Stumping at churches across the city yesterday, New York City Schools Chancellor Dennis Walcott announced a $13 million initiative to add more slots to the city’s after school programs. 4,000 seats will be added to after-school care and tutoring for elementary and middle school students.
“The expansion of after school program seats fulfills a critical need for hard-working families who may struggle to afford childcare, and offers more of our students high-quality after-school programming that will help them to thrive, said Schools Chancellor Dennis M. Walcott in a statement.
Erin Hughes, Press Secretary to Chancellor Walcott, says the exact distribution of the slots across the five boroughs has yet to be determined, citing capacity concerns.

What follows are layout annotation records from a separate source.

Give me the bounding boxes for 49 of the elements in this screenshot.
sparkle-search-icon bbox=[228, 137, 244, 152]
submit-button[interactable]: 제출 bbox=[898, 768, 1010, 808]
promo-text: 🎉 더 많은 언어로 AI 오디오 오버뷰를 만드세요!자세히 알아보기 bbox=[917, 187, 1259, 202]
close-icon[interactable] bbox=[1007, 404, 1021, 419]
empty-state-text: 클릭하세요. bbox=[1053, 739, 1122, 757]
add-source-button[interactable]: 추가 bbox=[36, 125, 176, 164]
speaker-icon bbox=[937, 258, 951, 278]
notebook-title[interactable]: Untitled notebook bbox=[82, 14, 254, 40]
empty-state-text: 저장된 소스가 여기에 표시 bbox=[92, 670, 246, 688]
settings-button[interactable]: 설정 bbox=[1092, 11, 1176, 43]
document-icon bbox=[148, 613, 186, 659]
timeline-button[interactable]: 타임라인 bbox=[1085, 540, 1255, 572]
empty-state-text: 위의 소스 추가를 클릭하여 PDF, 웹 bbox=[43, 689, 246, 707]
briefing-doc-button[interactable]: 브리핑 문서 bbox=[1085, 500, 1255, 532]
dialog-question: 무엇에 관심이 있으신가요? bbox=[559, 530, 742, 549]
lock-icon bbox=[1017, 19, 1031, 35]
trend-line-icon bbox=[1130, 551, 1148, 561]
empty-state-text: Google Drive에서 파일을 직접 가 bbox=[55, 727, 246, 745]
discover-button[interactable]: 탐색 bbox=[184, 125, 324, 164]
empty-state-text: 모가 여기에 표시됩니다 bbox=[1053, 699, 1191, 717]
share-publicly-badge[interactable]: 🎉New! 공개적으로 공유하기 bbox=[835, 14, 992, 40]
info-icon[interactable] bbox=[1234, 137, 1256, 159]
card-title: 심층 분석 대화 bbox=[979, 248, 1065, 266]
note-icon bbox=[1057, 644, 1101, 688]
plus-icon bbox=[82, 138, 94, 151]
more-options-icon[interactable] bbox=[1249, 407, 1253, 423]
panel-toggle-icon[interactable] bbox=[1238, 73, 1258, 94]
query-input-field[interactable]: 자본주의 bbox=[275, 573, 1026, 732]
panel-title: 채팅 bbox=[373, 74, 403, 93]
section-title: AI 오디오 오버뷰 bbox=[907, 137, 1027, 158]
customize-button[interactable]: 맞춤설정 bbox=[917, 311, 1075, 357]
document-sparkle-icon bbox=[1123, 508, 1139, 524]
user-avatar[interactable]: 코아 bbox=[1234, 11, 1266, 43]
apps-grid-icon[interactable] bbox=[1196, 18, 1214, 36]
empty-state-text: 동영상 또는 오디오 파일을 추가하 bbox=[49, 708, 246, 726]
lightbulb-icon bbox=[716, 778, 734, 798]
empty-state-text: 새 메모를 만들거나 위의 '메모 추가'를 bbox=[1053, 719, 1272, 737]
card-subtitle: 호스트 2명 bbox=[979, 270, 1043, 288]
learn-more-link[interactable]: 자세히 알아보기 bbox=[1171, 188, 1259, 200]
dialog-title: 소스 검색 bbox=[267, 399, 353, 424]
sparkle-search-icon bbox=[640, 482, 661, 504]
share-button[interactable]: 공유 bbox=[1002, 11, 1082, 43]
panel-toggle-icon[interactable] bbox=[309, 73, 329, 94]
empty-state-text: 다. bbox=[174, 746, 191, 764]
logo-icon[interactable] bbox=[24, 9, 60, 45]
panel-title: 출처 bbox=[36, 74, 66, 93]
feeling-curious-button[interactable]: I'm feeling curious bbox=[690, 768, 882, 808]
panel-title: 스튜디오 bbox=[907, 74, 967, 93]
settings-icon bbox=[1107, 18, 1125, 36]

“We do not have the number of additional seats per borough yet because the Department of Youth and Community Development will first engage with Community Based Organizations to determine who has capacity to serve more students,” she tells Runnin’ Scared.
As it stands, after school programs–known by the catch-all term Out-of-School Time–are housed not just in schools and community centers, but in churches, public housing, and public park facilities.OST offers students after-school instruction in science, math, and technology, as well as provides snacks and recreational outlets for kids.
The program has been around since 2005, reaching its peak enrollment of 87,000 children in 2008. Due to budget cuts, the program was downsized, and even with the added 4,000 seats OST enrollees will only number 56,000 in the 2013-2014 academic year, a 35 percent decrease across five years.